A group of alumni, highly established in their careers, got together to visit their old university professor. Conversation soon turned into complaints about stress in work and life.
Offering his guests coffee, the professor went to the kitchen and returned with a large pot of coffee and an assortment of cups—porcelain, plastic, glass, crystal, some plain looking, some expensive—telling them to help themselves to the coffee.
When all had a cup of coffee in hand, the professor said: “If you noticed, all the nice-looking expensive cups have been taken up, leaving behind the plain and cheap ones. While it is normal for you to want only the best for yourselves, that is the source of your problems and stress. Be assured that the cup itself adds no quality to the coffee. In most cases, it is just more expensive and in some cases even hides what we drink. What all of you really wanted was coffee, not the cup, but you consciously went to the best cups…And then you began eyeing each other’s cups.

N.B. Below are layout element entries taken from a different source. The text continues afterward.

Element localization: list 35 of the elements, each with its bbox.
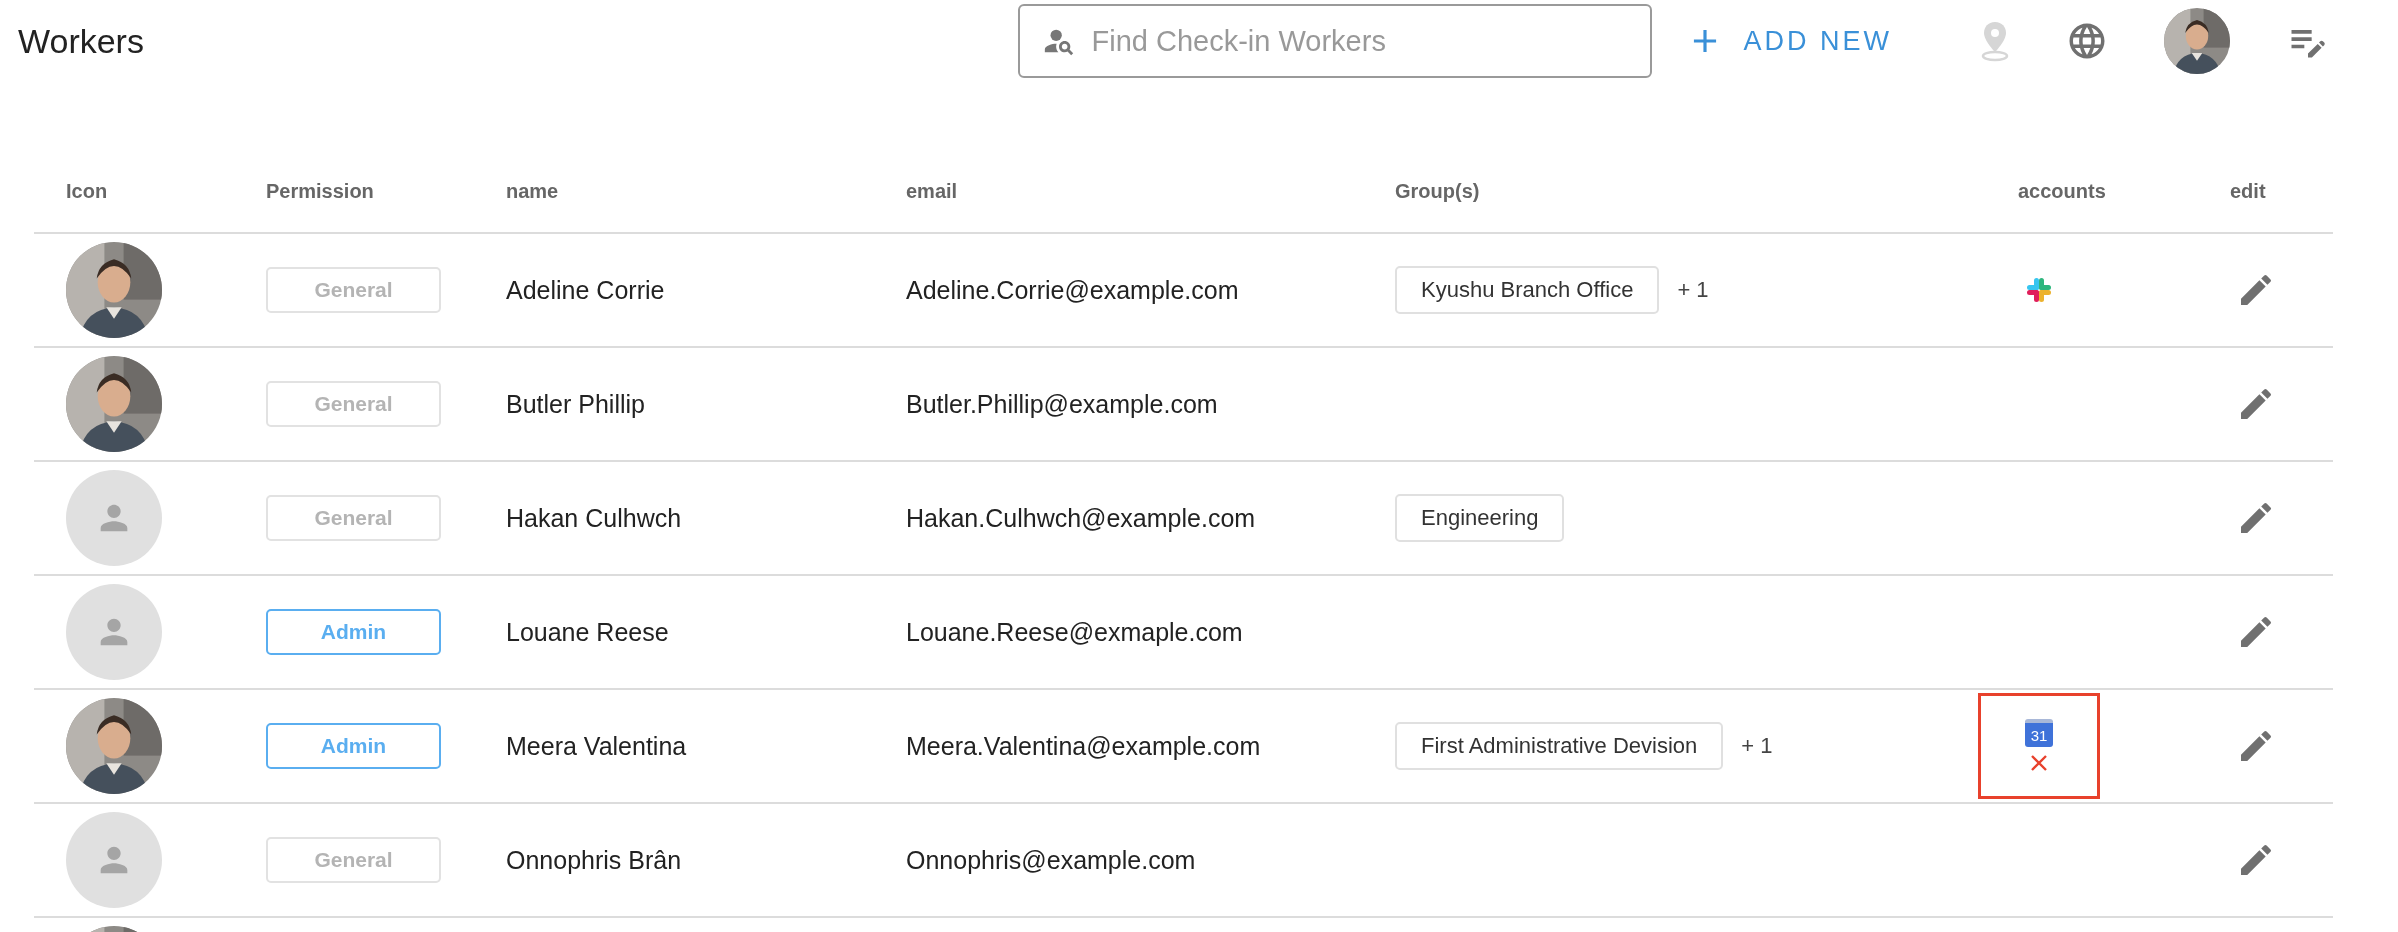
more-count: + 1 [1677, 277, 1709, 303]
column-header: Permission [266, 179, 374, 202]
worker-email: Onnophris@example.com [906, 845, 1196, 875]
column-header: edit [2230, 179, 2266, 202]
worker-email: Hakan.Culhwch@example.com [906, 503, 1256, 533]
worker-name: Meera Valentina [506, 731, 687, 761]
column-header: Group(s) [1395, 179, 1480, 202]
page-title: Workers [18, 21, 145, 61]
permission-badge: General [266, 381, 441, 427]
worker-email: Butler.Phillip@example.com [906, 389, 1218, 419]
permission-badge: General [266, 837, 441, 883]
permission-badge: Admin [266, 609, 441, 655]
worker-name: Hakan Culhwch [506, 503, 682, 533]
worker-email: Adeline.Corrie@example.com [906, 275, 1239, 305]
group-tag: Kyushu Branch Office [1395, 266, 1660, 314]
worker-name: Butler Phillip [506, 389, 645, 419]
search-field[interactable]: Find Check-in Workers [1017, 4, 1652, 78]
column-header: Icon [66, 179, 108, 202]
group-tag: Engineering [1395, 494, 1565, 542]
column-header: name [506, 179, 559, 202]
add-new-button[interactable]: ADD NEW [1677, 18, 1900, 64]
column-header: accounts [2018, 179, 2106, 202]
worker-name: Adeline Corrie [506, 275, 665, 305]
column-header: email [906, 179, 958, 202]
group-tag: First Administrative Devision [1395, 722, 1724, 770]
worker-email: Meera.Valentina@example.com [906, 731, 1261, 761]
calendar-icon: 31 [2025, 719, 2053, 747]
worker-name: Louane Reese [506, 617, 669, 647]
permission-badge: General [266, 267, 441, 313]
more-count: + 1 [1741, 733, 1773, 759]
worker-email: Louane.Reese@exmaple.com [906, 617, 1243, 647]
permission-badge: General [266, 495, 441, 541]
close-icon [2029, 753, 2049, 773]
worker-name: Onnophris Brân [506, 845, 682, 875]
permission-badge: Admin [266, 723, 441, 769]
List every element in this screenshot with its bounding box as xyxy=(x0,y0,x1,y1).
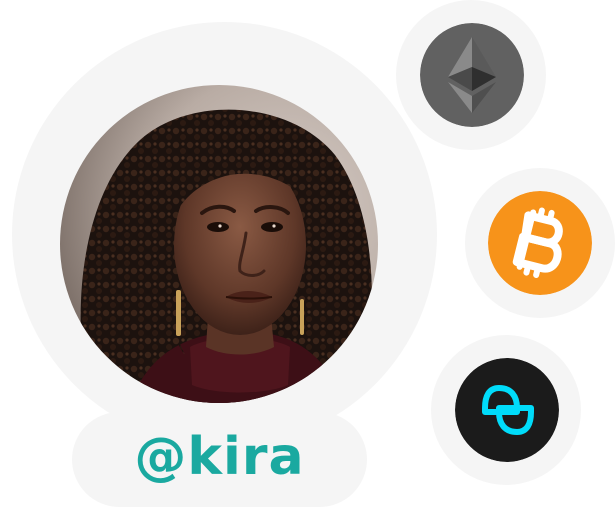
profile-handle: @kira xyxy=(134,426,305,487)
gemini-icon xyxy=(455,358,559,462)
profile-card: @kira xyxy=(0,0,615,507)
ethereum-icon xyxy=(420,23,524,127)
avatar-photo xyxy=(60,85,378,403)
handle-pill: @kira xyxy=(72,412,367,507)
bitcoin-icon xyxy=(488,191,592,295)
avatar xyxy=(60,85,378,403)
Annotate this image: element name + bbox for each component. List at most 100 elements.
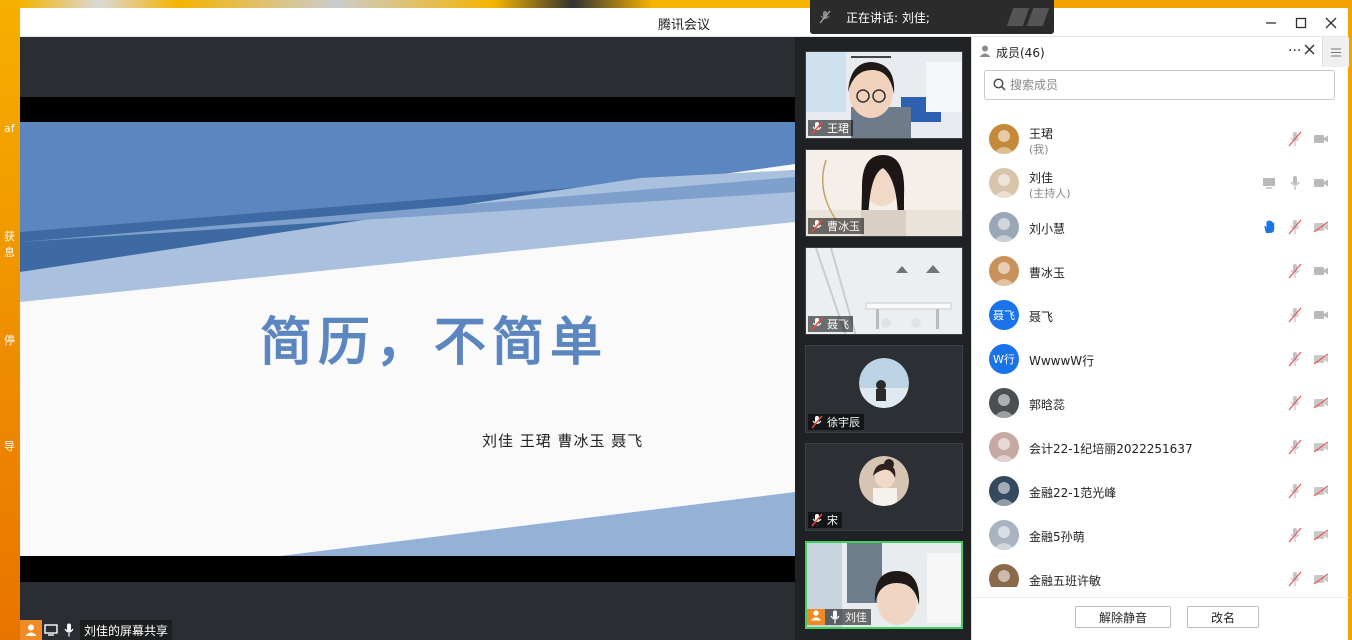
participant-name-tag: 徐宇辰 xyxy=(808,414,864,430)
muted-microphone-icon xyxy=(810,513,824,527)
camera-icon[interactable] xyxy=(1313,306,1329,324)
member-status-icons xyxy=(1287,130,1329,148)
member-search-box[interactable] xyxy=(984,70,1335,100)
active-speaker-label: 正在讲话: 刘佳; xyxy=(846,10,930,25)
member-name: 郭晗蕊 xyxy=(1029,398,1066,412)
muted-microphone-icon[interactable] xyxy=(1287,306,1303,324)
float-controls[interactable] xyxy=(1006,8,1050,26)
camera-icon[interactable] xyxy=(1313,174,1329,192)
meeting-window: 腾讯会议 简历，不简单 刘佳 王珺 曹冰玉 聂飞 刘佳的屏幕共享 王珺 曹冰玉 … xyxy=(20,0,1349,640)
member-row[interactable]: W行 WwwwW行 xyxy=(972,337,1349,381)
member-status-icons xyxy=(1287,570,1329,587)
member-name: 聂飞 xyxy=(1029,310,1054,324)
muted-microphone-icon[interactable] xyxy=(1287,130,1303,148)
member-row[interactable]: 刘小慧 xyxy=(972,205,1349,249)
member-avatar xyxy=(989,256,1019,286)
member-role: (主持人) xyxy=(1029,187,1071,200)
list-icon xyxy=(1331,48,1341,56)
muted-microphone-icon[interactable] xyxy=(1287,350,1303,368)
member-status-icons xyxy=(1287,306,1329,324)
participant-tile[interactable]: 徐宇辰 xyxy=(805,345,963,433)
members-panel-footer: 解除静音 改名 xyxy=(972,597,1349,640)
camera-off-icon[interactable] xyxy=(1313,570,1329,587)
member-row[interactable]: 王珺 (我) xyxy=(972,117,1349,161)
participant-name-tag: 宋 xyxy=(808,512,842,528)
member-row[interactable]: 刘佳 (主持人) xyxy=(972,161,1349,205)
member-status-icons xyxy=(1287,394,1329,412)
member-name: 金融22-1范光峰 xyxy=(1029,486,1117,500)
camera-icon[interactable] xyxy=(1313,130,1329,148)
panel-menu-button[interactable] xyxy=(1322,37,1349,67)
member-name: 金融五班许敏 xyxy=(1029,574,1102,587)
desktop-taskbar-strip xyxy=(20,0,810,8)
member-search-input[interactable] xyxy=(1010,78,1310,92)
participant-avatar xyxy=(859,456,909,506)
participant-name: 刘佳 xyxy=(845,611,867,624)
member-row[interactable]: 聂飞 聂飞 xyxy=(972,293,1349,337)
drag-handle-icon[interactable] xyxy=(1026,8,1050,26)
member-status-icons xyxy=(1261,174,1329,192)
participant-tile[interactable]: 曹冰玉 xyxy=(805,149,963,237)
camera-off-icon[interactable] xyxy=(1313,526,1329,544)
muted-microphone-icon[interactable] xyxy=(1287,394,1303,412)
member-avatar xyxy=(989,432,1019,462)
camera-off-icon[interactable] xyxy=(1313,482,1329,500)
muted-microphone-icon[interactable] xyxy=(1287,218,1303,236)
title-bar[interactable]: 腾讯会议 xyxy=(20,8,1348,37)
participant-tile[interactable]: 聂飞 xyxy=(805,247,963,335)
search-icon xyxy=(993,76,1006,95)
camera-icon[interactable] xyxy=(1313,262,1329,280)
muted-microphone-icon[interactable] xyxy=(1287,570,1303,587)
member-name: WwwwW行 xyxy=(1029,354,1095,368)
window-title: 腾讯会议 xyxy=(657,18,710,33)
minimize-button[interactable] xyxy=(1260,12,1282,34)
drag-handle-icon[interactable] xyxy=(1006,8,1030,26)
member-row[interactable]: 郭晗蕊 xyxy=(972,381,1349,425)
muted-microphone-icon[interactable] xyxy=(1287,438,1303,456)
maximize-button[interactable] xyxy=(1290,12,1312,34)
camera-off-icon[interactable] xyxy=(1313,394,1329,412)
member-row[interactable]: 曹冰玉 xyxy=(972,249,1349,293)
unmute-button[interactable]: 解除静音 xyxy=(1075,606,1171,628)
member-status-icons xyxy=(1287,438,1329,456)
more-options-icon[interactable]: ··· xyxy=(1288,43,1301,59)
member-status-icons xyxy=(1287,482,1329,500)
close-panel-button[interactable] xyxy=(1304,41,1315,59)
member-avatar: W行 xyxy=(989,344,1019,374)
participant-name-tag: 刘佳 xyxy=(807,609,871,625)
presentation-slide: 简历，不简单 刘佳 王珺 曹冰玉 聂飞 xyxy=(20,122,795,556)
member-avatar xyxy=(989,124,1019,154)
desktop-text-fragment: 获 xyxy=(4,230,15,243)
close-button[interactable] xyxy=(1320,12,1342,34)
participant-tile-active-speaker[interactable]: 刘佳 xyxy=(805,541,963,629)
member-row[interactable]: 金融五班许敏 xyxy=(972,557,1349,587)
participant-name: 曹冰玉 xyxy=(827,220,860,233)
member-avatar xyxy=(989,212,1019,242)
camera-off-icon[interactable] xyxy=(1313,218,1329,236)
member-name: 刘佳 xyxy=(1029,171,1054,185)
desktop-text-fragment: af xyxy=(4,122,15,135)
desktop-text-fragment: 导 xyxy=(4,440,15,453)
member-row[interactable]: 金融22-1范光峰 xyxy=(972,469,1349,513)
camera-off-icon[interactable] xyxy=(1313,350,1329,368)
screen-share-label-bar: 刘佳的屏幕共享 xyxy=(20,619,173,640)
participant-name: 宋 xyxy=(827,514,838,527)
microphone-icon[interactable] xyxy=(1287,174,1303,192)
desktop-background: af 获 息 停 导 xyxy=(0,0,20,640)
participant-tile[interactable]: 王珺 xyxy=(805,51,963,139)
muted-microphone-icon[interactable] xyxy=(1287,482,1303,500)
rename-button[interactable]: 改名 xyxy=(1187,606,1259,628)
muted-microphone-icon[interactable] xyxy=(1287,262,1303,280)
participant-name: 徐宇辰 xyxy=(827,416,860,429)
desktop-text-fragment: 息 xyxy=(4,246,15,259)
member-row[interactable]: 会计22-1纪培丽2022251637 xyxy=(972,425,1349,469)
muted-microphone-icon[interactable] xyxy=(1287,526,1303,544)
close-icon xyxy=(1304,44,1315,55)
shared-screen-area[interactable]: 简历，不简单 刘佳 王珺 曹冰玉 聂飞 刘佳的屏幕共享 xyxy=(20,37,795,640)
camera-off-icon[interactable] xyxy=(1313,438,1329,456)
participant-name-tag: 聂飞 xyxy=(808,316,853,332)
member-row[interactable]: 金融5孙萌 xyxy=(972,513,1349,557)
participant-tile[interactable]: 宋 xyxy=(805,443,963,531)
screen-share-owner-label: 刘佳的屏幕共享 xyxy=(80,619,173,640)
muted-microphone-icon xyxy=(810,121,824,135)
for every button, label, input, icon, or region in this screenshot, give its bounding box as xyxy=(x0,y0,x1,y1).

Now consider this: life is the coffee; the jobs, money, and position in society are the cups. They are just tools to hold and contain life, and the type of cup we have does not define, nor change the quality of life we live.
Sometimes, by concentrating only on the cup, we fail to enjoy the coffee. Savor the coffee, not the cups! The happiest people don’t have the best of everything. They just make the best of everything.
Live Simply, Speak Kindly, Care Deeply.